When this active power control function stops, the input "A" of the PLL circuit 34 is determined only by the output of the bias circuit 43, and the power converter @2 is switched so that the no-load loss of the power converter IL2 is supplied from the power system 5. The output phase can be controlled and operation can be continued, and at this time, the reactive power control function can transfer reactive power to and from the power grid 6, so the power converter 2 can be operated without reactive power. It can be operated as a regulating device.

〔Effect of the invention〕

As described above, according to the present invention, in an AC interconnection system in which a DC power source is connected to another different AC power source,
Even if the DC power is abnormal or disconnected from the system for maintenance, the power converter can operate as a reactive power adjustment device to stabilize voltage in the power system without stopping the system. be able to·

[Brief explanation of the drawing]

Figure 1 is a professional diagram showing the control method of a conventional AC interconnection system, Figure #I2 is a specific circuit configuration diagram of the PLL circuit in Figure 1, and Figure 3 shows an embodiment of the present invention.

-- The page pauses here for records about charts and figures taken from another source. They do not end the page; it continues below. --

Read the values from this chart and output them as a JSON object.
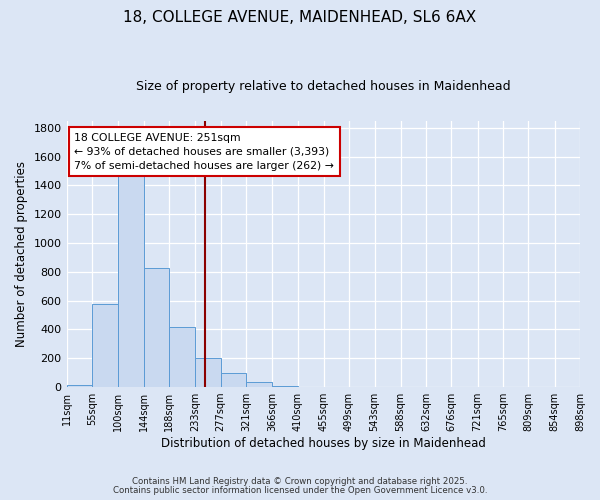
{
  "title_line1": "18, COLLEGE AVENUE, MAIDENHEAD, SL6 6AX",
  "title_line2": "Size of property relative to detached houses in Maidenhead",
  "xlabel": "Distribution of detached houses by size in Maidenhead",
  "ylabel": "Number of detached properties",
  "bin_edges": [
    11,
    55,
    100,
    144,
    188,
    233,
    277,
    321,
    366,
    410,
    455,
    499,
    543,
    588,
    632,
    676,
    721,
    765,
    809,
    854,
    898
  ],
  "bar_heights": [
    15,
    580,
    1470,
    830,
    420,
    205,
    100,
    35,
    5,
    2,
    0,
    0,
    0,
    0,
    0,
    0,
    0,
    0,
    0,
    0
  ],
  "bar_color": "#c9d9f0",
  "bar_edge_color": "#5b9bd5",
  "background_color": "#dce6f5",
  "grid_color": "#ffffff",
  "vline_x": 251,
  "vline_color": "#8b0000",
  "annotation_text": "18 COLLEGE AVENUE: 251sqm\n← 93% of detached houses are smaller (3,393)\n7% of semi-detached houses are larger (262) →",
  "annotation_box_color": "#ffffff",
  "annotation_box_edge_color": "#cc0000",
  "ylim": [
    0,
    1850
  ],
  "yticks": [
    0,
    200,
    400,
    600,
    800,
    1000,
    1200,
    1400,
    1600,
    1800
  ],
  "footer_line1": "Contains HM Land Registry data © Crown copyright and database right 2025.",
  "footer_line2": "Contains public sector information licensed under the Open Government Licence v3.0."
}
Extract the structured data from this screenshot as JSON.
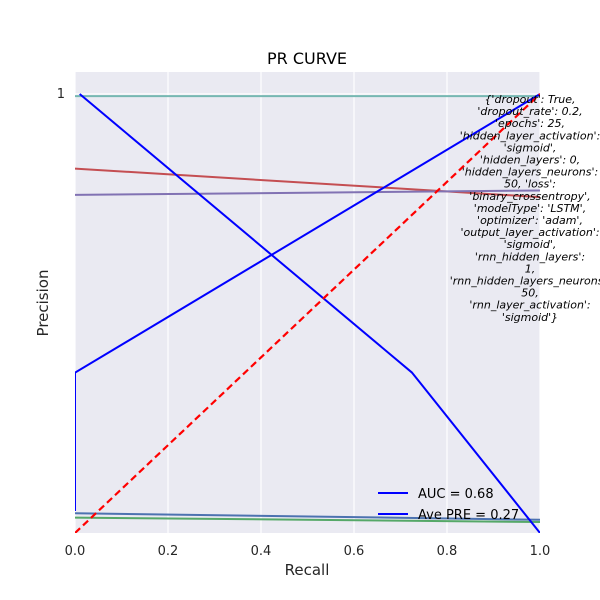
{
  "chart_data": {
    "type": "line",
    "title": "PR CURVE",
    "xlabel": "Recall",
    "ylabel": "Precision",
    "xlim": [
      0,
      1
    ],
    "ylim": [
      0,
      1.05
    ],
    "grid": true,
    "x_ticks": [
      {
        "value": 0.0,
        "label": "0.0"
      },
      {
        "value": 0.2,
        "label": "0.2"
      },
      {
        "value": 0.4,
        "label": "0.4"
      },
      {
        "value": 0.6,
        "label": "0.6"
      },
      {
        "value": 0.8,
        "label": "0.8"
      },
      {
        "value": 1.0,
        "label": "1.0"
      }
    ],
    "y_ticks": [
      {
        "value": 1,
        "label": "1"
      }
    ],
    "series": [
      {
        "color": "#76b7b2",
        "dash": false,
        "x": [
          0,
          1
        ],
        "y": [
          0.995,
          0.995
        ]
      },
      {
        "color": "#c44e52",
        "dash": false,
        "x": [
          0,
          1
        ],
        "y": [
          0.83,
          0.765
        ]
      },
      {
        "color": "#8172b3",
        "dash": false,
        "x": [
          0,
          1
        ],
        "y": [
          0.77,
          0.78
        ]
      },
      {
        "color": "#4c72b0",
        "dash": false,
        "x": [
          0,
          1
        ],
        "y": [
          0.045,
          0.03
        ]
      },
      {
        "color": "#55a868",
        "dash": false,
        "x": [
          0,
          1
        ],
        "y": [
          0.035,
          0.025
        ]
      },
      {
        "name": "AUC = 0.68",
        "color": "#0000ff",
        "dash": false,
        "x": [
          0.01,
          0.725,
          1.0
        ],
        "y": [
          1.0,
          0.365,
          0.0
        ]
      },
      {
        "name": "Ave PRE = 0.27",
        "color": "#0000ff",
        "dash": false,
        "x": [
          0.0,
          0.0,
          0.0,
          1.0
        ],
        "y": [
          0.05,
          0.12,
          0.365,
          1.0
        ]
      },
      {
        "color": "#ff0000",
        "dash": true,
        "x": [
          0,
          1
        ],
        "y": [
          0,
          1
        ]
      }
    ],
    "legend": {
      "placement": "lower-right",
      "entries": [
        {
          "label": "AUC = 0.68",
          "color": "#0000ff"
        },
        {
          "label": "Ave PRE = 0.27",
          "color": "#0000ff"
        }
      ]
    },
    "annotation": {
      "lines": [
        "{'dropout': True,",
        "'dropout_rate': 0.2,",
        "'epochs': 25,",
        "'hidden_layer_activation':",
        "'sigmoid',",
        "'hidden_layers': 0,",
        "'hidden_layers_neurons':",
        "50, 'loss':",
        "'binary_crossentropy',",
        "'modelType': 'LSTM',",
        "'optimizer': 'adam',",
        "'output_layer_activation':",
        "'sigmoid',",
        "'rnn_hidden_layers':",
        "1,",
        "'rnn_hidden_layers_neurons':",
        "50,",
        "'rnn_layer_activation':",
        "'sigmoid'}"
      ]
    }
  }
}
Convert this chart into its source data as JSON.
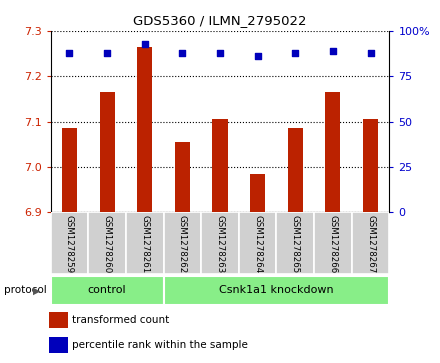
{
  "title": "GDS5360 / ILMN_2795022",
  "samples": [
    "GSM1278259",
    "GSM1278260",
    "GSM1278261",
    "GSM1278262",
    "GSM1278263",
    "GSM1278264",
    "GSM1278265",
    "GSM1278266",
    "GSM1278267"
  ],
  "bar_values": [
    7.085,
    7.165,
    7.265,
    7.055,
    7.105,
    6.985,
    7.085,
    7.165,
    7.105
  ],
  "percentile_values": [
    88,
    88,
    93,
    88,
    88,
    86,
    88,
    89,
    88
  ],
  "ylim_left": [
    6.9,
    7.3
  ],
  "ylim_right": [
    0,
    100
  ],
  "yticks_left": [
    6.9,
    7.0,
    7.1,
    7.2,
    7.3
  ],
  "yticks_right": [
    0,
    25,
    50,
    75,
    100
  ],
  "bar_color": "#bb2200",
  "dot_color": "#0000bb",
  "n_control": 3,
  "control_label": "control",
  "knockdown_label": "Csnk1a1 knockdown",
  "protocol_label": "protocol",
  "legend_bar": "transformed count",
  "legend_dot": "percentile rank within the sample",
  "background_color": "#ffffff",
  "plot_bg_color": "#ffffff",
  "left_tick_color": "#cc2200",
  "right_tick_color": "#0000cc",
  "bar_baseline": 6.9,
  "cell_bg": "#d0d0d0",
  "protocol_green": "#88ee88",
  "bar_width": 0.4
}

Figures 1 and 4 are block diagrams showing other embodiments of the present invention. 1... DC power supply, 2... Self-excited power converter, 3.
...Transformer, 4...Switch, 5...Power system, 1...Output current, 12...Output voltage, 13...Power system voltage, 21...Voltage reference, 22 ... Reactive power standard, 21... Reactive power inspection circuit, 24... Error amplifier, 25... Changeover switch, j' 5 a + J
5 b... Deviation, 26... Voltage control circuit, 31...
・Active power standard, JJII...deviation, 34...PL
L circuit, 35... Branch, 36... Switch, 41
... Level converter, 42 ... Control circuit, 4ja, 4
Jb...Output signal, 43...Bias circuit, 44.
...Adder, 51...1 pressure reference, 52...1 difference amplifier, 53...switch.

Claims (2)

[Claims] (1) The AC output of a self-excited power converter that converts the output of a DC power source into AC is connected to another AC power source, and the automatic power converter converts the effective and reactive power from the AC power source. In the AC interconnection system to be controlled, when the DC power supply is opened or the voltage drops, active power control is switched to DC input constant voltage control, so that the system operates as a reactive power adjustment device even if the DC power supply is opened or the voltage drops. I want to continue this! #Control method for automatic power conversion equipment that generates mold. (2) When the AC output of a self-excited power converter that converts the output of a DC power source to alternating current is connected to another AC power source, the self-excited power converter converts the active and reactive power from the AC power source. In the AC interconnection system to be controlled, the active power control function is stopped due to an open circuit or voltage drop of the DC power supply, and an active power control signal is supplied from the AC power supply to compensate for the no-load loss of the self-excited power converter. A control system for an automatic power converter that allows operation to continue as a reactive power adjustment device even if the DC power supply is opened or the voltage drops t'17t.